Mau masuk jalur prestasi, prestasi tak nutut. Maka lalu menyalahkan kebijakan pemerintah. Protes berbasis keinginan pribadi ini banyak muncul. Meski demikian, pemerintah sudah merevisi kebijakannya. Mengurangi peserta didik dari jalur zonasi dan menambah jalur prestasi. Kalau anak-anak itu benar- benar hebat, kenapa tak masuk jalur prestasi saja?
Sebagian masyarakat masih kagetan. Dengan kebijakan baru lantas nyinyir dan berprasangka buruk. Lalu protes dan menolak kebijakan itu karena tak sesuai keinginan dan kepentingannya. Yakinlah, sebuah kebijakan yang dikeluarkan pemerintah pasti sudah melalui penelitian, kajian-kajian mendalam, diskusi yang panjang, pembahasan berkali-kali serta dihitung manfaat dan madaratnya.
Sikap kagetan itu membuat rata-rata kebijakan pemerintah tidak ada yang bisa diterima 100 persen. Selalu ada yang nggerundel, protes, mencibir waahlihi wasohbihi hehehe….
Tapi mbok yao jangan selalu berprasangka buruk pada pemerintah. Mana ada pemerintah yang bercita-cita menyengsarakan rakyatnya dan menghancurkan negerinya sendiri.
Bahwa masih ada kelemahan dalam sistem zonasi iya. Presiden Jokowi pun sudah menyatakan kebijakan itu harus ada revisi, karena belum bisa diterapkan di semua daerah, dengan berbagai alasan. Tapi, bukan berarti harus dibatalkan atau dihapus.

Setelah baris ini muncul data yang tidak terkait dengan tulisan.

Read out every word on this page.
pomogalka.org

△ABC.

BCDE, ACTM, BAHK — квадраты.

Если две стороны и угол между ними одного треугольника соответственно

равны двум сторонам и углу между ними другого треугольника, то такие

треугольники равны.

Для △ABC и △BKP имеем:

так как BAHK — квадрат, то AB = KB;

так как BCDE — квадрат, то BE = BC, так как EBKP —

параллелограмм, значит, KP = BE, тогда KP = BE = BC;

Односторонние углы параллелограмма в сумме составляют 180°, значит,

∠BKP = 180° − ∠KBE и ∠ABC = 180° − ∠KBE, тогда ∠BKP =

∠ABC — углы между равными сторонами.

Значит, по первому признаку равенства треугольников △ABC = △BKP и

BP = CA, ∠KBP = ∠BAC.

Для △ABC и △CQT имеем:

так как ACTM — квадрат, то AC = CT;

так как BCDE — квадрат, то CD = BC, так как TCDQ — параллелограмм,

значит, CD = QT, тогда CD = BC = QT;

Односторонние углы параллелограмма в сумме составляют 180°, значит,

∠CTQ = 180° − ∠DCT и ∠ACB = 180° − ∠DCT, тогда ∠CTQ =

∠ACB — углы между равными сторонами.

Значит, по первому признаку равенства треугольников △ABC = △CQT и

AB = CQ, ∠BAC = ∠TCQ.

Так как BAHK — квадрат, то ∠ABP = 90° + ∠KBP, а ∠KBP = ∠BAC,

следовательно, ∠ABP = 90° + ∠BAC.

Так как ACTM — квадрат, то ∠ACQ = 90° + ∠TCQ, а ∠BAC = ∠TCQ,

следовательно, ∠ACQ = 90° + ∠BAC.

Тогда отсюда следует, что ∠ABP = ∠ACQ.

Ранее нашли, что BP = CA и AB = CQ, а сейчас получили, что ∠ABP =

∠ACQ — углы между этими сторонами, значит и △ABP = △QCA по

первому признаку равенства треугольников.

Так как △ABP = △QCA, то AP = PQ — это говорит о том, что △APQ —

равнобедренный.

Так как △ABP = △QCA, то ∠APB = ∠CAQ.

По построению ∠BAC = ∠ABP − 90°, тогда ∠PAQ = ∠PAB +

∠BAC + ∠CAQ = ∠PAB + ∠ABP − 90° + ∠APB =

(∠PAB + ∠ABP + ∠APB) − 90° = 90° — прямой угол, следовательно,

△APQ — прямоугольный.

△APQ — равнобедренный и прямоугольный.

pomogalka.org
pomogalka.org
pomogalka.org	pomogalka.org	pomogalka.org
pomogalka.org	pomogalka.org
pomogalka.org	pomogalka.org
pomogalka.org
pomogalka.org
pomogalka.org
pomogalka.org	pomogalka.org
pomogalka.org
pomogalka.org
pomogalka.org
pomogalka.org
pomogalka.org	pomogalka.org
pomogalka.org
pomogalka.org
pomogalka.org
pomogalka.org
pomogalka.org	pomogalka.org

Maka harus diperbaiki sambil jalan. Ibarat mobil, dengan berjalan bisa diketahui kekurangannya. Misalnya remnya kurang paten, lampunya ada yang mati. Kaki-kakinya ada masalah dan sebagainya dan sebagainya. Maka kekurangan itu bisa dibenahi satu persatu.
Kebijakan sudah diterapkan. Pemerintah sudah menjalankan dan masyarakat harus menerima. Dijalani saja dulu, dilihat manfaatnya, dan menunggu perbaikan atas kekurangan. Tinggalkan dulu ego dan gengsi untuk sementara.
Yang kebagian sekolah yang dipersepsikan ‘pinggiran’ itu diterima saja. Yang orang tuanya mampu ya bantulah sekolah agar bisa lebih bagus, lebih maju, lebih keren dan menjadi favorit seperti yang diinginkan.
Bukankah pemerintah sudah memberi kesempatan masyarakat untuk berperan dalam meningkatkan kualitas pendidikan? Pada UU nomor 20 tahun 2003 tentang Sistem Pendidikan Nasional (sisdiknas), pasal 8 disebutkan bahwa masyarakat berhak berperan serta dalam perencanaan, pelaksanaan, pengawasan dan evaluasi program pendidikan.
Karena itu, pada pasal selanjutnya, pasal 9 disebutkan masyarakat berkewajiban memberikan dukungan sumber daya dalam penyelenggaran pendidikan. Ingat kata-katanya ‘wajib’, bukan sunah apalagi mubah.
Ayo para orangtua beramai-ramai membenahi fasilitas di sekolah anaknya masing-masing dengan memberikan dukungan sumber daya. Agar pemerataan kualitas pendidikan bisa tercapai. Sehingga tak ada lagi perbedaan antarsekolah di kemudian hari.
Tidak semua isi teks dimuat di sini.